From Eq. (7) of [1], we have $$J(y)=\sum_{i=1}^{k}(\delta^2(y,t_i)-\hat\delta_i^2)^2=\sum_{i=1}^{k}c_i^2(y),$$ where each $\hat\delta_i\in\mathbb{R}$ is constant e $c_i(y)=\delta^2(y,t_i)-\hat\delta_i^2$.

From this, we get $$\frac{\partial J(y)}{\partial y_j}=\sum_{i=1}^k\frac{\partial c_i^2(y)}{\partial y_j}=\sum_{i=1}^k2c_i(y)\frac{\partial c_i(y)}{\partial y_j}$$

If $\delta(y,t_i)=||y-t_i||2$ (Euclidean distance), then $$\frac{\partial c_i(y)}{\partial y_j}=\frac{\partial ((y-t_i)'(y-t_i) -\hat\delta^2_i)}{\partial y_j}=2(y_j-t{ij}).$$

Finally, we conclude that $$\frac{\partial J(y)}{\partial y_j}=4\sum_{i=1}^kc_i(y)(y_j-t_{ij})$$

References

  1. de Souza Junior, A. H., Corona, F., Barreto, G. A., Miche, Y., & Lendasse, A. (2015).
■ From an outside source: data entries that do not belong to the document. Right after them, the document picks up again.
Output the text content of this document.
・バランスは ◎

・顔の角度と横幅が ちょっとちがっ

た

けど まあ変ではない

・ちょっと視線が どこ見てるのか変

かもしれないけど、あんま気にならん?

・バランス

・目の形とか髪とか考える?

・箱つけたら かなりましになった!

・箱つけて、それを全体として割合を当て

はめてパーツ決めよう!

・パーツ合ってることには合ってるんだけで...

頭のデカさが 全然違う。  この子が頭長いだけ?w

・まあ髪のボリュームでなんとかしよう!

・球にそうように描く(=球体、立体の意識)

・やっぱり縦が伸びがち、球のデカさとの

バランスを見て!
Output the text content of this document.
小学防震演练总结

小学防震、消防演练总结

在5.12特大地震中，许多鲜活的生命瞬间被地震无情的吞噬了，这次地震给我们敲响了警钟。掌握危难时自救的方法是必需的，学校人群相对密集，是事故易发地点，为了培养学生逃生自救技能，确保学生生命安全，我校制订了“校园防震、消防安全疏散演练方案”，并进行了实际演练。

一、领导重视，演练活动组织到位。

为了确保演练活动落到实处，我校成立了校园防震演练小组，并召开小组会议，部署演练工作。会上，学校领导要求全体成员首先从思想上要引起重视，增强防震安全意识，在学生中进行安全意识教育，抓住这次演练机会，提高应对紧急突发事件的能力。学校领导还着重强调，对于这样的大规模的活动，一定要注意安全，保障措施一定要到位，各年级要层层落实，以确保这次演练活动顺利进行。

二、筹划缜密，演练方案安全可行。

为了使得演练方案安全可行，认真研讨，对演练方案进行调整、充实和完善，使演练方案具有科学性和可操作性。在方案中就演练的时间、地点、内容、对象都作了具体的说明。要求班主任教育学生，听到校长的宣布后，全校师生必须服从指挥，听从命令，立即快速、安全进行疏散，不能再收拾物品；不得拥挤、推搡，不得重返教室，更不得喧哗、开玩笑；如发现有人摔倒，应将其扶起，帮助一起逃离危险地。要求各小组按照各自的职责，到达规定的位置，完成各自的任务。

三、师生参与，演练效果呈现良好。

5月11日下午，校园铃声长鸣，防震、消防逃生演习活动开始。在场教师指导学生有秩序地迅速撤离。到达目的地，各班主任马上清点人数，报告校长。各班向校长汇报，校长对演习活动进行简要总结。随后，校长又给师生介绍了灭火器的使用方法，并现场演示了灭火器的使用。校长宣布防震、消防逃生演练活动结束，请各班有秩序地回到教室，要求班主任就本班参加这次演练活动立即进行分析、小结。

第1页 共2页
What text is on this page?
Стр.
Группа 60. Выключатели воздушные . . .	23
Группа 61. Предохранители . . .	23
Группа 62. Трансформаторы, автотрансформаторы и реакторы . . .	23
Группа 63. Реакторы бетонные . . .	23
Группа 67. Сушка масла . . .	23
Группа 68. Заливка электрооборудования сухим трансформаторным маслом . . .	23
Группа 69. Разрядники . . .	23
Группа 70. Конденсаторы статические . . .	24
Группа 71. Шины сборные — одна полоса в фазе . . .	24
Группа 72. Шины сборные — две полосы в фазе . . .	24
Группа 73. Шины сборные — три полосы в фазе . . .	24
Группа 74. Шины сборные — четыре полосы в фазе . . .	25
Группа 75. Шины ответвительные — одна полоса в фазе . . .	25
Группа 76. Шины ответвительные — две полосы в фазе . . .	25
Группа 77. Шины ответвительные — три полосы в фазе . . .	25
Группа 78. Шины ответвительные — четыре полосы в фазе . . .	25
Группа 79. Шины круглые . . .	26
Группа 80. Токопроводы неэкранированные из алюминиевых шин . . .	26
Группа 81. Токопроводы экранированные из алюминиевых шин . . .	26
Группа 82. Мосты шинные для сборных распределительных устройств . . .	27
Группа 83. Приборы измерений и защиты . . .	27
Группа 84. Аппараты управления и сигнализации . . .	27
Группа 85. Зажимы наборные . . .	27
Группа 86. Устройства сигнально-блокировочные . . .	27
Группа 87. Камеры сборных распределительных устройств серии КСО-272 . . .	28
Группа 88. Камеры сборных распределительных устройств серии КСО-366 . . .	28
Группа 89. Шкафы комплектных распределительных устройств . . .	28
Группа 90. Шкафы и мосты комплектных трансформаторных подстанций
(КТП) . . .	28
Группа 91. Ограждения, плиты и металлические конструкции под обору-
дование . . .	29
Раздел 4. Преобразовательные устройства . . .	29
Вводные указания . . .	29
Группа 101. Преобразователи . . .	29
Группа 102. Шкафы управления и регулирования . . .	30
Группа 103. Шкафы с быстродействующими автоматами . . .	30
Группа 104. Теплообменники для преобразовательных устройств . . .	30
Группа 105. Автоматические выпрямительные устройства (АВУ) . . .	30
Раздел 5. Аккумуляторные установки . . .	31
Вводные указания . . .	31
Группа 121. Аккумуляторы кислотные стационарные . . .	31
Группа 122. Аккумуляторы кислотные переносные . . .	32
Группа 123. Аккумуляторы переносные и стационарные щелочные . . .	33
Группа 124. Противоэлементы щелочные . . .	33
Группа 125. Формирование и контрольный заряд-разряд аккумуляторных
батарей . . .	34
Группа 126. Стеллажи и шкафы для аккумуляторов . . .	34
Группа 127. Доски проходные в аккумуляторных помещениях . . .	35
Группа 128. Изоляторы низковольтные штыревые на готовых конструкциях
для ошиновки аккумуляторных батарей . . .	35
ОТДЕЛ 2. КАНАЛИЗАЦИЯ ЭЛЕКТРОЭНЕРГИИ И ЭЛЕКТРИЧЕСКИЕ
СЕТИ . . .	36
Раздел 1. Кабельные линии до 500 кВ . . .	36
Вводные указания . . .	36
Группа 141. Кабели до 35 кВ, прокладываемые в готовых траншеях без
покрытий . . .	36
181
Minimal learning machine: a novel supervised distance-based approach for regression and classification. Neurocomputing, 164, 34-44.

  2. 'Lavor, Carlile. "On generating instances for the molecular distance geometry problem." Global optimization. Springer, Boston, MA, 2006. 405-414.